I diagnosed this by commenting out all of the _load statements in my /boot/loader.conf, and then enabling them one-by-one. Leaving qat_load and qat_c3xxx_fw_load commented out allowed me to boot.

# use Intel QAT
#qat_c3xxx_fw_load="YES"    # BFS 2024-12-12 
#qat_load="YES"             # BFS 2024-12-12 

But I am able to load these modules from the command-line after boot:

$ kldload qat_c3xxx_fw
$ kldload qat
$ kldstat -v

... cut for space ...

30    1 0xffffffff83545000   122c20 qat_c3xxx_fw.ko (/boot/kernel/qat_c3xxx_fw.ko)
	Contains modules:
		 Id Name
		404 qat_c3xxx_fw_fw
31    1 0xffffffff830e3000     4390 qat.ko (/boot/kernel/qat.ko)
	Contains modules:
		 Id Name
		414 nexus/qat
32    6 0xffffffff830e8000    15dd0 qat_hw.ko (/boot/kernel/qat_hw.ko)
	Contains modules:
		 Id Name
		413 pci/qat_c4xxx
		408 pci/qat_200xx
		412 pci/qat_dh895xcc
		409 pci/qat_4xxx
		411 pci/qat_c3xxx
		407 pci/qat_c62x
		410 pci/qat_4xxxvf
33    9 0xffffffff830fe000    30010 qat_common.ko (/boot/kernel/qat_common.ko)
	Contains modules:
		 Id Name
		405 qat_common
34    8 0xffffffff8312f000    68cd8 qat_api.ko (/boot/kernel/qat_api.ko)
	Contains modules:
		 Id Name
		406 qat_api

I do have a custom kernel, though this is mostly to remove a bunch of devices that I do not use. This system acts as a NAS/VM host within my homelab. It is a Supermicro A2SDi-8C+-HLN4F with 32 GB of ECC RAM.
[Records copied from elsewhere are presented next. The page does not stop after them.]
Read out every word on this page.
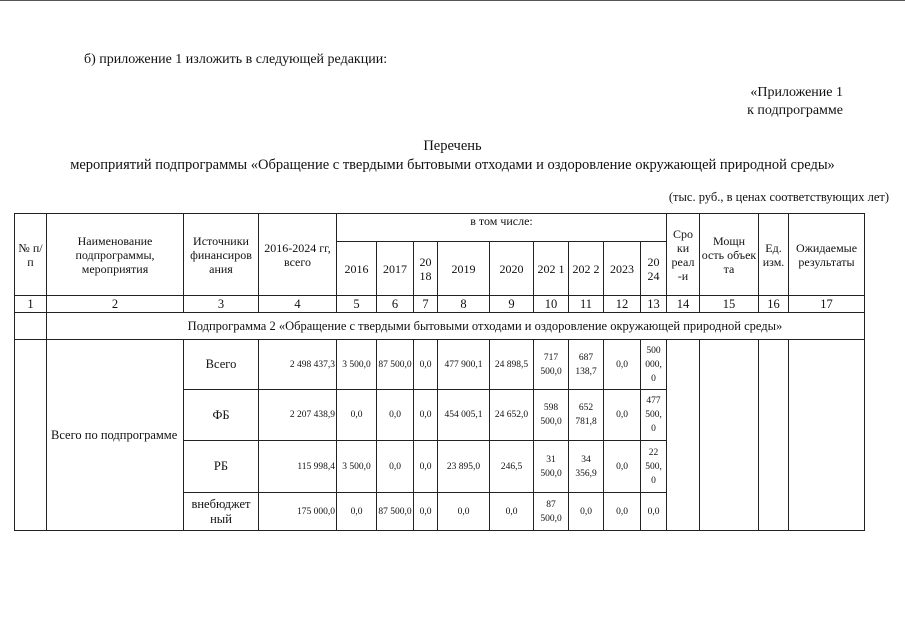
б) приложение 1 изложить в следующей редакции:
«Приложение 1
к подпрограмме
Перечень
мероприятий подпрограммы «Обращение с твердыми бытовыми отходами и оздоровление окружающей природной среды»
(тыс. руб., в ценах соответствующих лет)
№ п/п	Наименование подпрограммы, мероприятия	Источники финансиров ания	2016-2024 гг, всего	в том числе:									Сро ки реал -и	Мощн ость объек та	Ед. изм.	Ожидаемые результаты
				2016	2017	20 18	2019	2020	202 1	202 2	2023	20 24				
1	2	3	4	5	6	7	8	9	10	11	12	13	14	15	16	17
	Подпрограмма 2 «Обращение с твердыми бытовыми отходами и оздоровление окружающей природной среды»															
	Всего по подпрограмме	Всего	2 498 437,3	3 500,0	87 500,0	0,0	477 900,1	24 898,5	717 500,0	687 138,7	0,0	500 000, 0				
		ФБ	2 207 438,9	0,0	0,0	0,0	454 005,1	24 652,0	598 500,0	652 781,8	0,0	477 500, 0				
		РБ	115 998,4	3 500,0	0,0	0,0	23 895,0	246,5	31 500,0	34 356,9	0,0	22 500, 0				
		внебюджет ный	175 000,0	0,0	87 500,0	0,0	0,0	0,0	87 500,0	0,0	0,0	0,0				
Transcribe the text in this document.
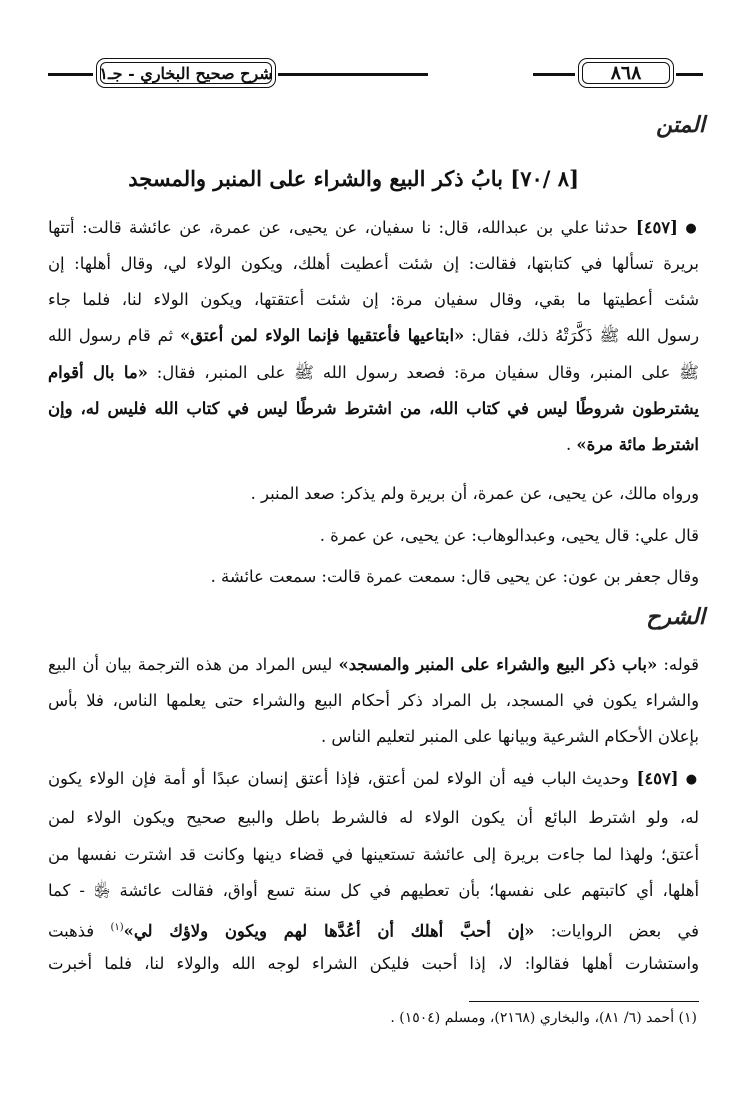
شرح صحيح البخاري - جـ١	٨٦٨
المتن
[٨ /٧٠] بابُ ذكر البيع والشراء على المنبر والمسجد
● [٤٥٧] حدثنا علي بن عبدالله، قال: نا سفيان، عن يحيى، عن عمرة، عن عائشة قالت: أتتها
بريرة تسألها في كتابتها، فقالت: إن شئت أعطيت أهلك، ويكون الولاء لي، وقال أهلها: إن
شئت أعطيتها ما بقي، وقال سفيان مرة: إن شئت أعتقتها، ويكون الولاء لنا، فلما جاء
رسول الله ﷺ ذَكَّرَتْهُ ذلك، فقال: «ابتاعيها فأعتقيها فإنما الولاء لمن أعتق» ثم قام رسول الله
ﷺ على المنبر، وقال سفيان مرة: فصعد رسول الله ﷺ على المنبر، فقال: «ما بال أقوام
يشترطون شروطًا ليس في كتاب الله، من اشترط شرطًا ليس في كتاب الله فليس له، وإن
اشترط مائة مرة» .
ورواه مالك، عن يحيى، عن عمرة، أن بريرة ولم يذكر: صعد المنبر .
قال علي: قال يحيى، وعبدالوهاب: عن يحيى، عن عمرة .
وقال جعفر بن عون: عن يحيى قال: سمعت عمرة قالت: سمعت عائشة .
الشرح
قوله: «باب ذكر البيع والشراء على المنبر والمسجد» ليس المراد من هذه الترجمة بيان أن البيع
والشراء يكون في المسجد، بل المراد ذكر أحكام البيع والشراء حتى يعلمها الناس، فلا بأس
بإعلان الأحكام الشرعية وبيانها على المنبر لتعليم الناس .
● [٤٥٧] وحديث الباب فيه أن الولاء لمن أعتق، فإذا أعتق إنسان عبدًا أو أمة فإن الولاء يكون
له، ولو اشترط البائع أن يكون الولاء له فالشرط باطل والبيع صحيح ويكون الولاء لمن
أعتق؛ ولهذا لما جاءت بريرة إلى عائشة تستعينها في قضاء دينها وكانت قد اشترت نفسها من
أهلها، أي كاتبتهم على نفسها؛ بأن تعطيهم في كل سنة تسع أواق، فقالت عائشة ﵂ - كما
في بعض الروايات: «إن أحبَّ أهلك أن أعُدَّها لهم ويكون ولاؤك لي»$^{(١)}$ فذهبت
واستشارت أهلها فقالوا: لا، إذا أحبت فليكن الشراء لوجه الله والولاء لنا، فلما أخبرت
(١) أحمد (٦/ ٨١)، والبخاري (٢١٦٨)، ومسلم (١٥٠٤) .
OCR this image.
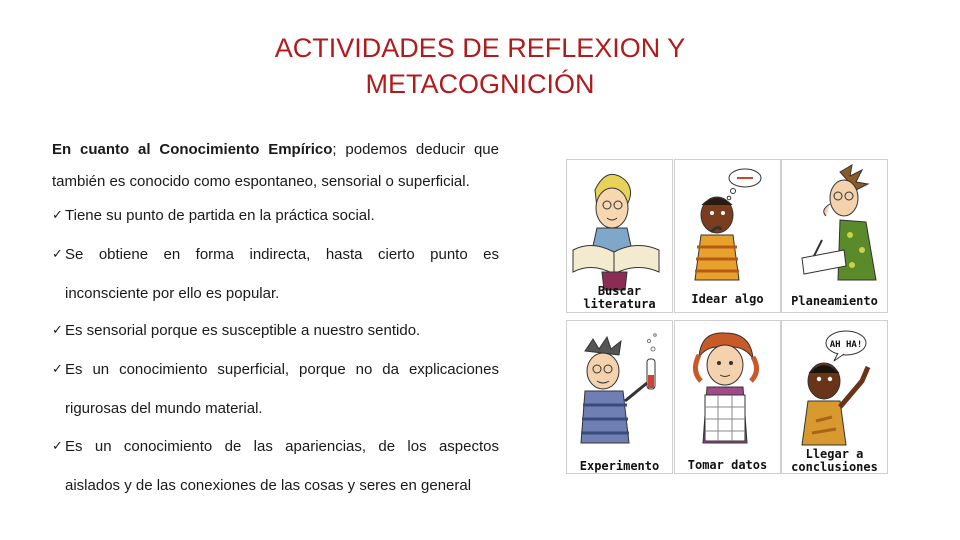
ACTIVIDADES DE REFLEXION Y
METACOGNICIÓN
En cuanto al Conocimiento Empírico; podemos deducir que
también es conocido como espontaneo, sensorial o superficial.
✓ Tiene su punto de partida en la práctica social.
✓ Se obtiene en forma indirecta, hasta cierto punto es
inconsciente por ello es popular.
✓ Es sensorial porque es susceptible a nuestro sentido.
✓ Es un conocimiento superficial, porque no da explicaciones
rigurosas del mundo material.
✓ Es un conocimiento de las apariencias, de los aspectos
aislados y de las conexiones de las cosas y seres en general
Buscar
literatura	Idear algo	Planeamiento
Experimento	Tomar datos
AH HA!
Llegar a
conclusiones
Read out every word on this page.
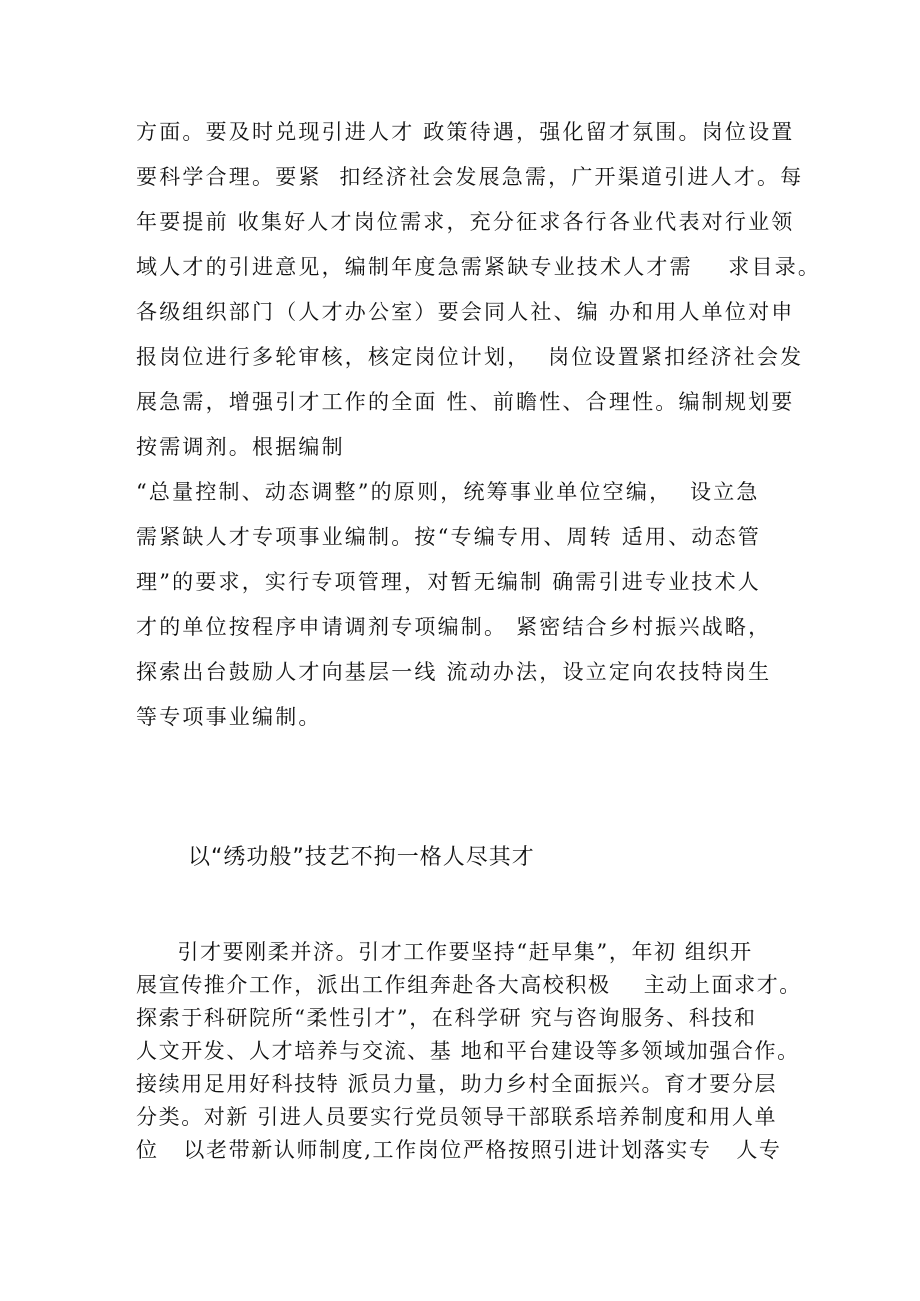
方面。要及时兑现引进人才 政策待遇，强化留才氛围。岗位设置
要科学合理。要紧  扣经济社会发展急需，广开渠道引进人才。每
年要提前 收集好人才岗位需求，充分征求各行各业代表对行业领
域人才的引进意见，编制年度急需紧缺专业技术人才需    求目录。
各级组织部门（人才办公室）要会同人社、编 办和用人单位对申
报岗位进行多轮审核，核定岗位计划，  岗位设置紧扣经济社会发
展急需，增强引才工作的全面 性、前瞻性、合理性。编制规划要
按需调剂。根据编制
“总量控制、动态调整”的原则，统筹事业单位空编，  设立急
需紧缺人才专项事业编制。按“专编专用、周转 适用、动态管
理”的要求，实行专项管理，对暂无编制 确需引进专业技术人
才的单位按程序申请调剂专项编制。 紧密结合乡村振兴战略，
探索出台鼓励人才向基层一线 流动办法，设立定向农技特岗生
等专项事业编制。
以“绣功般”技艺不拘一格人尽其才
引才要刚柔并济。引才工作要坚持“赶早集”，年初 组织开
展宣传推介工作，派出工作组奔赴各大高校积极    主动上面求才。
探索于科研院所“柔性引才”，在科学研 究与咨询服务、科技和
人文开发、人才培养与交流、基 地和平台建设等多领域加强合作。
接续用足用好科技特 派员力量，助力乡村全面振兴。育才要分层
分类。对新 引进人员要实行党员领导干部联系培养制度和用人单
位   以老带新认师制度,工作岗位严格按照引进计划落实专   人专
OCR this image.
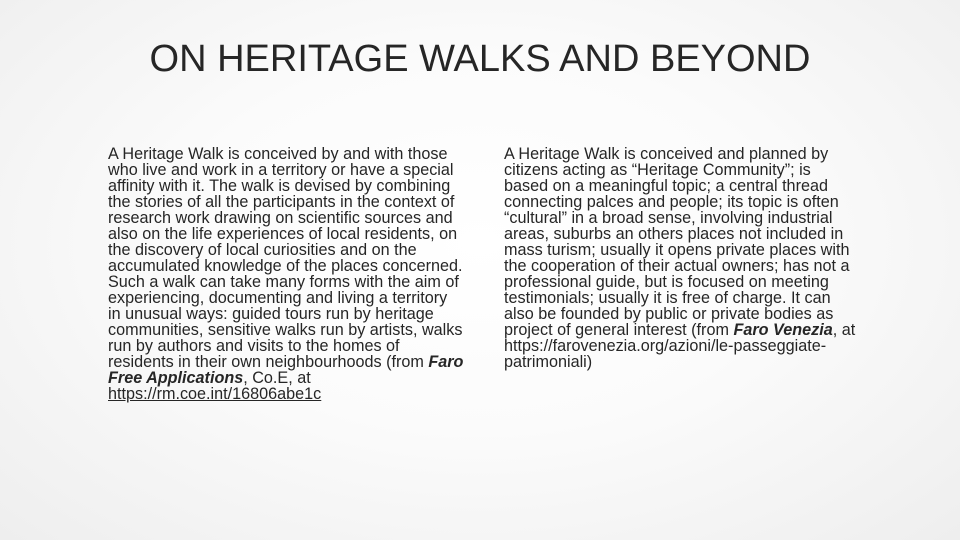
ON HERITAGE WALKS AND BEYOND

A Heritage Walk is conceived by and with those who live and work in a territory or have a special affinity with it. The walk is devised by combining the stories of all the participants in the context of research work drawing on scientific sources and also on the life experiences of local residents, on the discovery of local curiosities and on the accumulated knowledge of the places concerned. Such a walk can take many forms with the aim of experiencing, documenting and living a territory in unusual ways: guided tours run by heritage communities, sensitive walks run by artists, walks run by authors and visits to the homes of residents in their own neighbourhoods (from Faro Free Applications, Co.E, at
https://rm.coe.int/16806abe1c

A Heritage Walk is conceived and planned by citizens acting as “Heritage Community”; is based on a meaningful topic; a central thread connecting palces and people; its topic is often “cultural” in a broad sense, involving industrial areas, suburbs an others places not included in mass turism; usually it opens private places with the cooperation of their actual owners; has not a professional guide, but is focused on meeting testimonials; usually it is free of charge. It can also be founded by public or private bodies as project of general interest (from Faro Venezia, at
https://farovenezia.org/azioni/le-passeggiate-patrimoniali)
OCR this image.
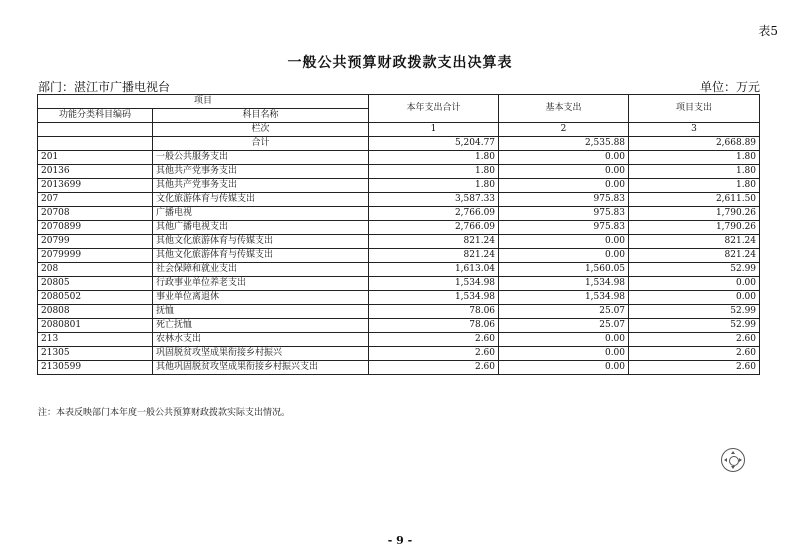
表5
一般公共预算财政拨款支出决算表
部门：湛江市广播电视台	单位：万元
项目		本年支出合计	基本支出	项目支出
功能分类科目编码	科目名称			
	栏次	1	2	3
	合计	5,204.77	2,535.88	2,668.89
201	一般公共服务支出	1.80	0.00	1.80
20136	其他共产党事务支出	1.80	0.00	1.80
2013699	其他共产党事务支出	1.80	0.00	1.80
207	文化旅游体育与传媒支出	3,587.33	975.83	2,611.50
20708	广播电视	2,766.09	975.83	1,790.26
2070899	其他广播电视支出	2,766.09	975.83	1,790.26
20799	其他文化旅游体育与传媒支出	821.24	0.00	821.24
2079999	其他文化旅游体育与传媒支出	821.24	0.00	821.24
208	社会保障和就业支出	1,613.04	1,560.05	52.99
20805	行政事业单位养老支出	1,534.98	1,534.98	0.00
2080502	事业单位离退休	1,534.98	1,534.98	0.00
20808	抚恤	78.06	25.07	52.99
2080801	死亡抚恤	78.06	25.07	52.99
213	农林水支出	2.60	0.00	2.60
21305	巩固脱贫攻坚成果衔接乡村振兴	2.60	0.00	2.60
2130599	其他巩固脱贫攻坚成果衔接乡村振兴支出	2.60	0.00	2.60
注：本表反映部门本年度一般公共预算财政拨款实际支出情况。
- 9 -
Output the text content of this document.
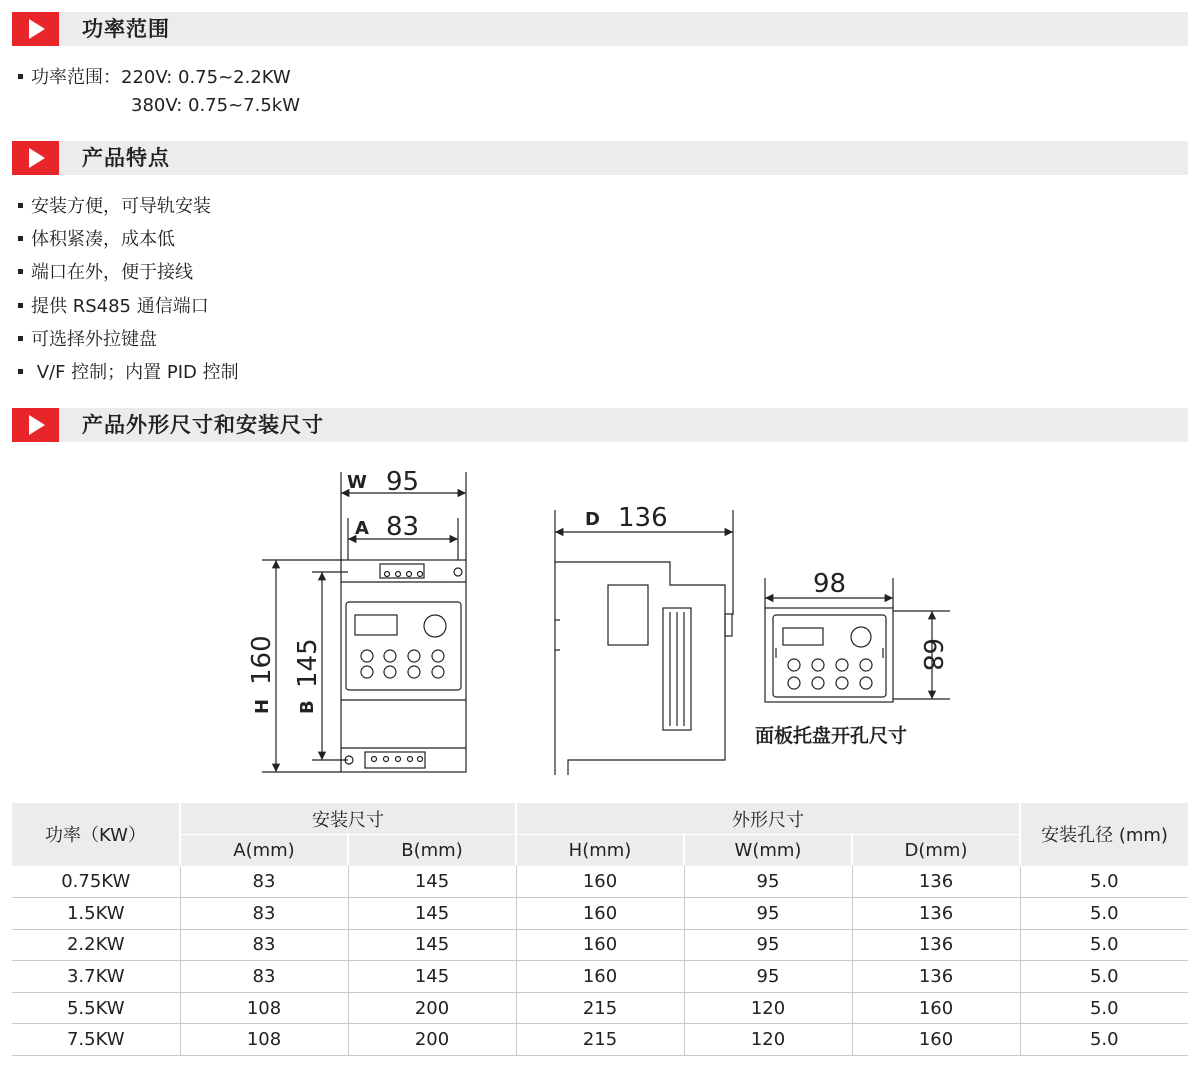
功率范围
功率范围：220V: 0.75~2.2KW
380V: 0.75~7.5kW
产品特点
安装方便，可导轨安装
体积紧凑，成本低
端口在外，便于接线
提供 RS485 通信端口
可选择外拉键盘
V/F 控制；内置 PID 控制
产品外形尺寸和安装尺寸
W 95
A 83
H
160
B
145
D 136
98
68
面板托盘开孔尺寸
功率（KW）	安装尺寸		外形尺寸			安装孔径 (mm)
	A(mm)	B(mm)	H(mm)	W(mm)	D(mm)	
0.75KW	83	145	160	95	136	5.0
1.5KW	83	145	160	95	136	5.0
2.2KW	83	145	160	95	136	5.0
3.7KW	83	145	160	95	136	5.0
5.5KW	108	200	215	120	160	5.0
7.5KW	108	200	215	120	160	5.0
The QAT functionality isn't strictly required for me, so I've left the module disabled at boot, not that this machine is frequently restarted.

I'm happy to try to help further diagnose this if I can.

Thanks.
Comment 1 ss3bsd 2024-12-30 13:18:18 UTC
I encountered the same panic when I added qat_load="YES" but forgot qat_c3xxx_fw_load="YES" in /boot/loader.conf.


---
panic: page fault                                                                                   
cpuid = 6                                                                                           
time = 4                                                                                            
KDB: stack backtrace:                                                                               
#0 0xffffffff809de9ed at kdb_backtrace+0x5d                                                         
#1 0xffffffff80990d51 at vpanic+0x131                                                               
#2 0xffffffff80990c13 at panic+0x43                                                                 
#3 0xffffffff80e87a0b at trap_fatal+0x40b                                                           
#4 0xffffffff80e87a56 at trap_pfault+0x46                                                           
#5 0xffffffff80e5db98 at calltrap+0x8                                                               
#6 0xffffffff80a69604 at namei+0x104                                                                
#7 0xffffffff80a8f18a at vn_open_cred+0x53a                                                         
#8 0xffffffff809da619 at loadimage+0x239                                                            
#9 0xffffffff809f3ed2 at taskqueue_run_locked+0x182                                                 
#10 0xffffffff809f5152 at taskqueue_thread_loop+0xc2                                                
#11 0xffffffff8094a75f at fork_exit+0x7f                                                            
#12 0xffffffff80e5ebfe at fork_trampoline+0xe                                                       
Uptime: 4s                                                                                          
Automatic reboot in 15 seconds - press a key on the console to abort                                
--> Press a key on the console to reboot,                                                           
--> or switch off the system now.
Comment 2 Mark Johnston freebsd_committer freebsd_triage 2024-12-30 14:25:27 UTC
Which FreeBSD version did you upgrade from?  14.x has a different QAT driver than 13, so I'm wondering if there was a regression there.

If anyone has a dmesg from an old, successful boot with QAT loaded from loader.conf, I'd like to see it.